W lipcu ub.r. parafia wypowiedziała umowę Marczewskiemu, z zachowaniem trzymiesięcznego okresu wypowiedzenia. – Byłem bardzo zdziwiony tym wypowiedzeniem, bo nie zostałem ani razu upomniany, że robię coś źle, nie nałożono na mnie nigdy żadnej kary przewidzianej w umowie – mówi Sławomir Marczewski.
W październiku został ogłoszony konkurs na nowego administratora. Od listopada jest nim Olimp Dawida Skrzyńskiego. Pojawił się też nowy cennik z opłatami, których do tej pory nie było. Zmienił się również sposób rozliczeń z parafią.
– Ludzie nie wiedzą jeszcze w co zostali wmanewrowani. A ksiądz proboszcz jest znany z tego, że lubi pieniądze. Parafia jest na przykład właścicielem dwóch nieruchomości przy ulicy Lipowej. Nie wiadomo po co. Jeśli gromadzi majątek, to powinien odstąpić od tych nowych opłat – uważa Marczewski.
Zgodnie z listopadowym cennikiem, praktycznie od każdej czynności miałyby być odprowadzane pieniądze na konto parafii. – U mnie tego nie było, dlatego byłem tym „złym”, bo nie było odsypu dla parafii. Cierpią na tym tylko parafianie – konkluduje Sławomir Marczewski.
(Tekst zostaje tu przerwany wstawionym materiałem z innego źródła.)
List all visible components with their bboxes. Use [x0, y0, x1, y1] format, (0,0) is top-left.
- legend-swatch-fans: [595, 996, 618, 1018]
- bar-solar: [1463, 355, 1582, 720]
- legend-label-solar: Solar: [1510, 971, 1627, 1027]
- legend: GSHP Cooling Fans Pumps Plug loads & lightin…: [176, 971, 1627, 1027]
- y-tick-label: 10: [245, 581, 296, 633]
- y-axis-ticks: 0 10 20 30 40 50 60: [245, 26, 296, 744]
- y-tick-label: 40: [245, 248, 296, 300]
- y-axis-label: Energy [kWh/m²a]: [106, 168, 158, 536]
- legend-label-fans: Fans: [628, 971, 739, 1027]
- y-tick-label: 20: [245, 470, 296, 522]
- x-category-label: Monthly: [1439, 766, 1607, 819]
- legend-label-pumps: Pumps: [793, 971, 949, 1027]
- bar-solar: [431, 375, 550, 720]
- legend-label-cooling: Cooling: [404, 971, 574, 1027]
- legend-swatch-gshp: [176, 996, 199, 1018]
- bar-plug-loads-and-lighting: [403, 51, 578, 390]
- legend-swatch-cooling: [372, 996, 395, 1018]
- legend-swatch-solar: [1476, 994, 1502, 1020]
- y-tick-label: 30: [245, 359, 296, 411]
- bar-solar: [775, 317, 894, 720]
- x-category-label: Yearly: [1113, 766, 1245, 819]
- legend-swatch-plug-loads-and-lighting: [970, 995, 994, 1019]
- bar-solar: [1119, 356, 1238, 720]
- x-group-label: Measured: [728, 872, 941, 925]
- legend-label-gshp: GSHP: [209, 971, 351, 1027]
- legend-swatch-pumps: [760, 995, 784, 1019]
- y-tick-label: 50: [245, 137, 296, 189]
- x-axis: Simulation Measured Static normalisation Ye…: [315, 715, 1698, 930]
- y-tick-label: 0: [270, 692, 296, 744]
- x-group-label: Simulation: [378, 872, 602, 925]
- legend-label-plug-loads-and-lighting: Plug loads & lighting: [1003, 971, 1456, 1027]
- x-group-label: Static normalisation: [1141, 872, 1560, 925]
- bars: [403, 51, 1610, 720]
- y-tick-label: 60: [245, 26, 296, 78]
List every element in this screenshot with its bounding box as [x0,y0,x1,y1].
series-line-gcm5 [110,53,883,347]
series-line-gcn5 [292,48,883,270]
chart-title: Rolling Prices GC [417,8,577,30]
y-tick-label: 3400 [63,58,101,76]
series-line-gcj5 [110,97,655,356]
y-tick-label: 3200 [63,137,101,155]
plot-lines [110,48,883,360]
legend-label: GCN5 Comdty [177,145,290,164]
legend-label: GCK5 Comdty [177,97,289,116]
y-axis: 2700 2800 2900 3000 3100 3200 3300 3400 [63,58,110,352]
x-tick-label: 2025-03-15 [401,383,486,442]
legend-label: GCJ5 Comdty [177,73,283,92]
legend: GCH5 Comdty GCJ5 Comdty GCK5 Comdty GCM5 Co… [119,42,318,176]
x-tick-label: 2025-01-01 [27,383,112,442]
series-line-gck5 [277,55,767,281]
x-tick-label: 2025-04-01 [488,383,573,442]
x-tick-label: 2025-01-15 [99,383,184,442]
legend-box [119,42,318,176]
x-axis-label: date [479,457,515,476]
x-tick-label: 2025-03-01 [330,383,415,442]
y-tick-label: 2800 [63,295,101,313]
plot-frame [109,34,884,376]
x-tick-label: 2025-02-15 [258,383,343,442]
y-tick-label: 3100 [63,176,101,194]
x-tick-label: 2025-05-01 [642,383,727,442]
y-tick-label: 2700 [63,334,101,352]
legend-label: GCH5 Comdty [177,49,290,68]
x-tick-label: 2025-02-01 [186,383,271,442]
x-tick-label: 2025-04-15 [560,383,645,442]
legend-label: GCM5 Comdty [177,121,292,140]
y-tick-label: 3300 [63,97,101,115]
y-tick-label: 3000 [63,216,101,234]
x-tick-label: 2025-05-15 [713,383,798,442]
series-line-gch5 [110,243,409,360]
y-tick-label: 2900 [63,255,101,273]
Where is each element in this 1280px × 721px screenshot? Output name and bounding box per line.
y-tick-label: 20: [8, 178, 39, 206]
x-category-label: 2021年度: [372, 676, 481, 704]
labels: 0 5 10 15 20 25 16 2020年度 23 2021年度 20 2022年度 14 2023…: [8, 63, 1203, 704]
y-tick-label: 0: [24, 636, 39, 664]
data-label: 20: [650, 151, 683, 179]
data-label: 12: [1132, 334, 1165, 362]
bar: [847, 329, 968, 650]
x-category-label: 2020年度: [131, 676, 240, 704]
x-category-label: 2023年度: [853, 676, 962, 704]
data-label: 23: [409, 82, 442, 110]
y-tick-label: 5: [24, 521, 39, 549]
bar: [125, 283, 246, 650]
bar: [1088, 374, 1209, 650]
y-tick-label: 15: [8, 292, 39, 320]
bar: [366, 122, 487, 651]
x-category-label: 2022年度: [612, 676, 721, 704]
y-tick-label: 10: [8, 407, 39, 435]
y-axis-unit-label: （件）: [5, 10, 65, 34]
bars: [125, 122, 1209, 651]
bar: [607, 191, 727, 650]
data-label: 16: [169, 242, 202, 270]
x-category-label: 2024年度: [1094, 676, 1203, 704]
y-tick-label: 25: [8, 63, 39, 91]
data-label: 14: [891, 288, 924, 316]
O komentarz zwróciliśmy się do Kurii Diecezjalnej. Zapytaliśmy między innymi, czy zarządca lub administrator cmentarza parafialnego może pobierać opłaty/ofiary za wjazd na cmentarz związany z obsługą pogrzebu, czy otwarcie bramy w czasie pogrzebu może być uwarunkowane wpłaceniem darowizny, która z natury rzeczy powinna być dobrowolna, czy stosowne jest pobieranie darowizny na ogrodzenie cmentarza przy okazji organizowania pogrzebu, czy taki sposób rozliczania pomiędzy administratorem a parafią jest właściwy, i wreszcie, czy te stawki nie są zbyt wygórowane? Żadnej odpowiedzi do tej pory nie otrzymaliśmy. Od rzecznika Diecezji Sandomierskiej usłyszeliśmy jedynie, że sprawa jest badana i obecnie żadnego komentarza nie udzieli.